We did this while recognising that our governance relationship is a violent one, but we saw a future of healthy families, functional communities and deep, respectful relations between all Tasmanians.
Through love we desired to reset the relationship and create a vibrant and vital Aboriginal Tasmanian identity that is welcoming of new governance relationships.
We understood that Indigenous leadership was necessary for our genuine inclusion, where Aboriginal Tasmanian gains did not come at the expense of any other person or group.
Instead, mutual benefit has been the key to rapidly developing a suite of rights that is unlike any other in Australia.
All Tasmanians have a place in relation to us — the First Peoples of the lands and waters — and we created this remarkable achievement through kinship and reciprocity.
Kinship, to us, means that all Tasmanians are part of our extended families.
They belong to us and we belong to them. When we are able to extend the cultural strengths and assets of kinship to all Tasmanians, we begin to reduce family violence in our homes and across our broader communities of all Tasmanians.
Open door policy
Sharing palawa kani and Aboriginal culture
Learn a couple of palawa kani words to use every day.

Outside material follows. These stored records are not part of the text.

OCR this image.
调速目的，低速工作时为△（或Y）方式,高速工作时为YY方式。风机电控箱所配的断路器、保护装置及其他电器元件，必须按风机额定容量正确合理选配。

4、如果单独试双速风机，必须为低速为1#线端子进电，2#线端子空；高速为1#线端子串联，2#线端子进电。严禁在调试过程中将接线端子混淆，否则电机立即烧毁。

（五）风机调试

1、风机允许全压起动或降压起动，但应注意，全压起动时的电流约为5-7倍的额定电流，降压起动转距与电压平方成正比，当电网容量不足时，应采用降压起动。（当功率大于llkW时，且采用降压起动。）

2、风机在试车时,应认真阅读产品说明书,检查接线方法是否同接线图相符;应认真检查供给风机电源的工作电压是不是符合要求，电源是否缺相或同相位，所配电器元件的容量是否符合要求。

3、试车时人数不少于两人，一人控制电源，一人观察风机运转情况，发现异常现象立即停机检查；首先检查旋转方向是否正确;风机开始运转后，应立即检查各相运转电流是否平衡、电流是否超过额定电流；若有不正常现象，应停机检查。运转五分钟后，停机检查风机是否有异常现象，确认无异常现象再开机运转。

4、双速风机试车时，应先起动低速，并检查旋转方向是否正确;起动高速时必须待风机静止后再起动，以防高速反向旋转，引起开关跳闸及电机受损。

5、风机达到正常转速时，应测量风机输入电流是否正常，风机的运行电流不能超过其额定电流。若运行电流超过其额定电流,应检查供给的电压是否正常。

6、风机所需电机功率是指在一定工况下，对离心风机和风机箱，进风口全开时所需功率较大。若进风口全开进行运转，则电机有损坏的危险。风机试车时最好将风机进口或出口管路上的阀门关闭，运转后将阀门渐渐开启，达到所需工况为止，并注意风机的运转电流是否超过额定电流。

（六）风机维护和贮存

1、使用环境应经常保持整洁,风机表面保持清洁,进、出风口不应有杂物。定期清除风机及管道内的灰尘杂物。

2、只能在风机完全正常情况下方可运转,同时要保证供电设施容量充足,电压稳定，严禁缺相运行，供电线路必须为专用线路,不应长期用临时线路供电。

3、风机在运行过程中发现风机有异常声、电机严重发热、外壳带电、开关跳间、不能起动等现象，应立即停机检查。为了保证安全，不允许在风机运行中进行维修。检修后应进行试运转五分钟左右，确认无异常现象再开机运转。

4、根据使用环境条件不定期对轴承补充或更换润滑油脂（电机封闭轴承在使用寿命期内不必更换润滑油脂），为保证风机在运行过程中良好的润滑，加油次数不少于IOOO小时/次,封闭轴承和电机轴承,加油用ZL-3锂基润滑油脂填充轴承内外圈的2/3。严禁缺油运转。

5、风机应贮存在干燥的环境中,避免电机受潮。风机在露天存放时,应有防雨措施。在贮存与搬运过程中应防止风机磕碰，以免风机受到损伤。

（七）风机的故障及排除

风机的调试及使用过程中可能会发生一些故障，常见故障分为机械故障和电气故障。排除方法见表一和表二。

Reset the Relationship was adopted as the title of a 2016 Tasmanian whole-of-government strategy that establishes how we negotiate with each other, rather than solely a prescriptive list of what should be done.
When we can have a mature relationship based on kinship, then we position ourselves as being reciprocal and work towards mutual benefit in our regions.
Reciprocity does not mean that we compromise on issues; rather we build the foundations that produce multiple and respectful opinions, views and processes.
We grow with each other to improve and expand the range of positive changes, rather than blaming a policy or regulation failure and becoming static.
The Tasmanian Government now has an open-door policy for Aboriginal Tasmanians, where a regular forum is held between departmental and agency heads with multiple Aboriginal Tasmanian organisations to make collective action a centrepiece strategy rather than practising silos in work.
Aboriginal Tasmanian leadership has now become the norm in devising government strategies and benefits, and we know that we are onto something powerful.
What is evident, though, is that when you exist, or come into being away from extinction myths, and are acknowledged for the cultural contributions towards the socio-economic outcomes of a place, then life is reaffirmed as something beautiful and full of love.
Dr Emma Lee is a trawlwulwuy woman from tebrakunna country, north-east Tasmania. She is a research fellow at Swinburne University of Technology, Melbourne.